SUKABUMI || CYBERNEWS.COM – Pelaksanaan proyek renovasi di SD Negeri 1 Parungkuda, Desa Parungkuda, Kecamatan Parungkuda, Kabupaten Sukabumi, menuai sorotan dari masyarakat dan awak media. Pasalnya, sejumlah pekerja di lokasi proyek diduga tidak menggunakan Alat Pelindung Diri (APD) saat menjalankan aktivitas pekerjaan, Kamis (11/06/2026).
Padahal, penggunaan APD merupakan bagian penting dalam penerapan Keselamatan dan Kesehatan Kerja (K3) guna melindungi pekerja dari risiko kecelakaan kerja maupun gangguan kesehatan selama proses pembangunan berlangsung.
Berdasarkan aturan yang berlaku, pihak pelaksana proyek wajib menyediakan perlengkapan keselamatan kerja yang memadai bagi seluruh pekerja. Sementara para pekerja juga diwajibkan menggunakan APD selama berada di area proyek.

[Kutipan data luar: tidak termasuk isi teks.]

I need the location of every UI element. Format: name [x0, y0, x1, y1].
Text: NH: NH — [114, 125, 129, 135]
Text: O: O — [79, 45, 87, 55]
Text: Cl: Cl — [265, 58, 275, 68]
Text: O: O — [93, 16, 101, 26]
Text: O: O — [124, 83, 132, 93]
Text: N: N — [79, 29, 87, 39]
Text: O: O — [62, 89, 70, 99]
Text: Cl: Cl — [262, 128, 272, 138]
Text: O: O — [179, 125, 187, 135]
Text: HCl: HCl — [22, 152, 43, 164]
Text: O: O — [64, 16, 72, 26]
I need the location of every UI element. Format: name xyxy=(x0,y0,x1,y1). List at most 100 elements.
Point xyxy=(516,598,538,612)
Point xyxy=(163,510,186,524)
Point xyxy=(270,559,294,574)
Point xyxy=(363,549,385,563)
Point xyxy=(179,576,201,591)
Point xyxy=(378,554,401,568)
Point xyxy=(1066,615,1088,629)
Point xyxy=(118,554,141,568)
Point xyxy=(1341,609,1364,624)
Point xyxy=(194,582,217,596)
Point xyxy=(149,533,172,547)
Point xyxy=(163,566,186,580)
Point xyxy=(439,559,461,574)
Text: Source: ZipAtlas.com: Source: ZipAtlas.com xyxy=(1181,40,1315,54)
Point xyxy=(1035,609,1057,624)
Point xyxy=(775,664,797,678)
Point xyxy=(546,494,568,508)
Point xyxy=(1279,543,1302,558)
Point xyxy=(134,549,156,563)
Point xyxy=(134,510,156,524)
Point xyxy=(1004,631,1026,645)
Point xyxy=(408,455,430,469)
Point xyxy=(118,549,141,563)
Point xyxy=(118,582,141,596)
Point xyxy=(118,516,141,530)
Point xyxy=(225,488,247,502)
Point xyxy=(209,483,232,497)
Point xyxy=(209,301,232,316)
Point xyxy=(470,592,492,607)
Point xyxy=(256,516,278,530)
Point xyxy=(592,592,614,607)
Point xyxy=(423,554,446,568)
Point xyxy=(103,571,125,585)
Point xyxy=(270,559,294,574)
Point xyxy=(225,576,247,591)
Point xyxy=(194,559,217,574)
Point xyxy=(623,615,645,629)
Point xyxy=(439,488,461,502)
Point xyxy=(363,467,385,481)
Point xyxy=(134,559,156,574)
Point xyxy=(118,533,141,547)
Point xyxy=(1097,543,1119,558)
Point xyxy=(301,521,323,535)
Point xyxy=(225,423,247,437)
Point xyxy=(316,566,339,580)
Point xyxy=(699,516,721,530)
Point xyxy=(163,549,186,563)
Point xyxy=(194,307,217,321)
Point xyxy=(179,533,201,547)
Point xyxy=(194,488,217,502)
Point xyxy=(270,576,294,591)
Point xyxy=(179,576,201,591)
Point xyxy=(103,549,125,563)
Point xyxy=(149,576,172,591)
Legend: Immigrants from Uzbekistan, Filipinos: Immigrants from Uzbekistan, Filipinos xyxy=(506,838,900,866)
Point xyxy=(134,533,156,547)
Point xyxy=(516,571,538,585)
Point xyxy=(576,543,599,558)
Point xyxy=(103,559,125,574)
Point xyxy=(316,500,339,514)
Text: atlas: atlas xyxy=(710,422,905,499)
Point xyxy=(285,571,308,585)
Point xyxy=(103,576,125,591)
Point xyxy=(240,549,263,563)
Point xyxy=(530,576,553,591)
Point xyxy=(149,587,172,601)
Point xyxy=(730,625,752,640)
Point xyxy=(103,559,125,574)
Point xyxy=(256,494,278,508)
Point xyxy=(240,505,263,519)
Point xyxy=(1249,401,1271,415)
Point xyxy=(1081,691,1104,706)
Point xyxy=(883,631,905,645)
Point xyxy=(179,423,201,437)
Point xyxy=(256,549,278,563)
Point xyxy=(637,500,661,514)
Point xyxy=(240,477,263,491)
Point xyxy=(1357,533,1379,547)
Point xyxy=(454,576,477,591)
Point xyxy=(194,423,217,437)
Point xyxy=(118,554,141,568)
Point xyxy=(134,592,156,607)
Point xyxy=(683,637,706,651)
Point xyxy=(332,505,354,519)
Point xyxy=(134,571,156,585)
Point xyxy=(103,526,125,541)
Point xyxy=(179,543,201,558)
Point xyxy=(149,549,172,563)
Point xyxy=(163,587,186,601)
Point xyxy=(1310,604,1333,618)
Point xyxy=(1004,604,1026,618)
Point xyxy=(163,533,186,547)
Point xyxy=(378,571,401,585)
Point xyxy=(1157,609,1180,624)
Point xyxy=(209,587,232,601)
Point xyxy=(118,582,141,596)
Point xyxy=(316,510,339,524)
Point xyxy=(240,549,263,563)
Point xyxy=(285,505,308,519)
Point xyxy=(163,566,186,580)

Temuan di lapangan memunculkan pertanyaan terkait pengawasan dan penerapan standar keselamatan kerja pada proyek tersebut. Selain dugaan pelanggaran K3, masyarakat juga menyoroti kualitas material bangunan yang diduga tidak sesuai spesifikasi. Bahkan, papan informasi anggaran proyek pun disebut tidak terpasang di lokasi pekerjaan.
“Kami berharap ada pengawasan serius dari pihak terkait agar proyek pemerintah tidak asal-asalan dan tetap mengutamakan keselamatan kerja,” ujar salah seorang warga di sekitar lokasi.
Saat awak media mencoba melakukan konfirmasi kepada pihak penanggung jawab proyek di lapangan, yang bersangkutan tidak berada di lokasi. Upaya konfirmasi melalui sambungan telepon juga belum mendapatkan respons.
Hingga berita ini diterbitkan, pihak CV Bintang Mas maupun penanggung jawab proyek belum memberikan keterangan resmi terkait dugaan pekerja tanpa APD, kualitas material, serta tidak adanya papan informasi proyek.
Awak media masih terus berupaya meminta klarifikasi dari pihak terkait guna menjaga keberimbangan informasi sesuai prinsip jurnalistik.